Cuando el aire, suprema compañía,
ocupa el sitio de los que se fueron,
disipa sus olores, sus gestos, sus sonidos
y vuelve único a llenar
el orden natural de su silencio,
él, a cuyo infinito alrededor se ciñen
la medianoche, el mediodía
(horizontes de ausente plata o más allás de oro)
se queda con el aire en su lugar,
dulcemente apretado por la atmósfera
de la azul propiedad eterna.
Puede olvidar, callar, gritar entonces dentro
la palabra que llega del redondo todo,
redondo todo solo;
que el centro escucha en círculo
resuelto desde siempre y para siempre;
que permanece leve y firme sobre todo;
la vibrante palabra muda,
la inmanente,
única flor que no se dobla,
única luz que no se extingue,
única ola sin fracaso.
De todos los secretos blancos, negros,
concurre a él en eco, enamorada,
plena y alta de todos sus tesoros,
la profunda, callada, verdadera
palabra,
que sólo él ha oído, oye, oirá en su vigilancia.

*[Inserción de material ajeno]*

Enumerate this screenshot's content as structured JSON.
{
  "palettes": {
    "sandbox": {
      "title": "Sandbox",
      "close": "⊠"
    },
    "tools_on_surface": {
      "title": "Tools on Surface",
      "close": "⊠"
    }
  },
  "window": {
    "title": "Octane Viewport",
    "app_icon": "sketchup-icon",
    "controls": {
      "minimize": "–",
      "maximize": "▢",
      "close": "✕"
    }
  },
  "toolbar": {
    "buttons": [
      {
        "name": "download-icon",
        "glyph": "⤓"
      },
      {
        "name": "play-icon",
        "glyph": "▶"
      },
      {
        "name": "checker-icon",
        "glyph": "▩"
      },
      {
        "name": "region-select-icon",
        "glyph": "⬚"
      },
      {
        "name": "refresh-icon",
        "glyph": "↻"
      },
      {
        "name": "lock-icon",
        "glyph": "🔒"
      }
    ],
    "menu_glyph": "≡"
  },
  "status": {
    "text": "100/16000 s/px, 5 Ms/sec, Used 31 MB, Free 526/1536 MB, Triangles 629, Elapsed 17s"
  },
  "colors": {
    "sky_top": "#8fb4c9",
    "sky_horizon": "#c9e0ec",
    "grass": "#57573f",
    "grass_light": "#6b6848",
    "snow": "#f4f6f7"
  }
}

La carne, el alma unas de él, en su aire,
son entonces palabra:
principio y fin,
presente sin más vueltas de cabeza,
destino, llama, olor, piedra, ala, valederos,
vida y muerte,
nada o eternidad: palabra entonces.
Y él es el dios absorto en el principio,
completo y sin haber hablado nada;
el embriagado dios del suceder,
inagotable en su nombrar preciso;
el dios unánime en el fin,
feliz de repetirlo cada día todo.
Juan Ramón Jiménez (La estación total - Poeta y palabra)
-El poeta nos habla del silencio con que se expresa el alma del universo, un alma que es una especie de conciencia general de la humanidad, constituido por la suma de conciencias individuales “de los que se fueron”.
-La actividad poética no sería sino una conciencia vigilante que escucha en la “profunda, callada, verdadera palabra…, que llega del redondo todo”, un “todo” que es el alma del universo.
-El “todo”, en suma, se concreta como la conciencia conseguida “de los que se fueron”, de modo que a través del poeta, que ha escuchado a ese “todo”, se está expresando la “conciencia total” de la humanidad.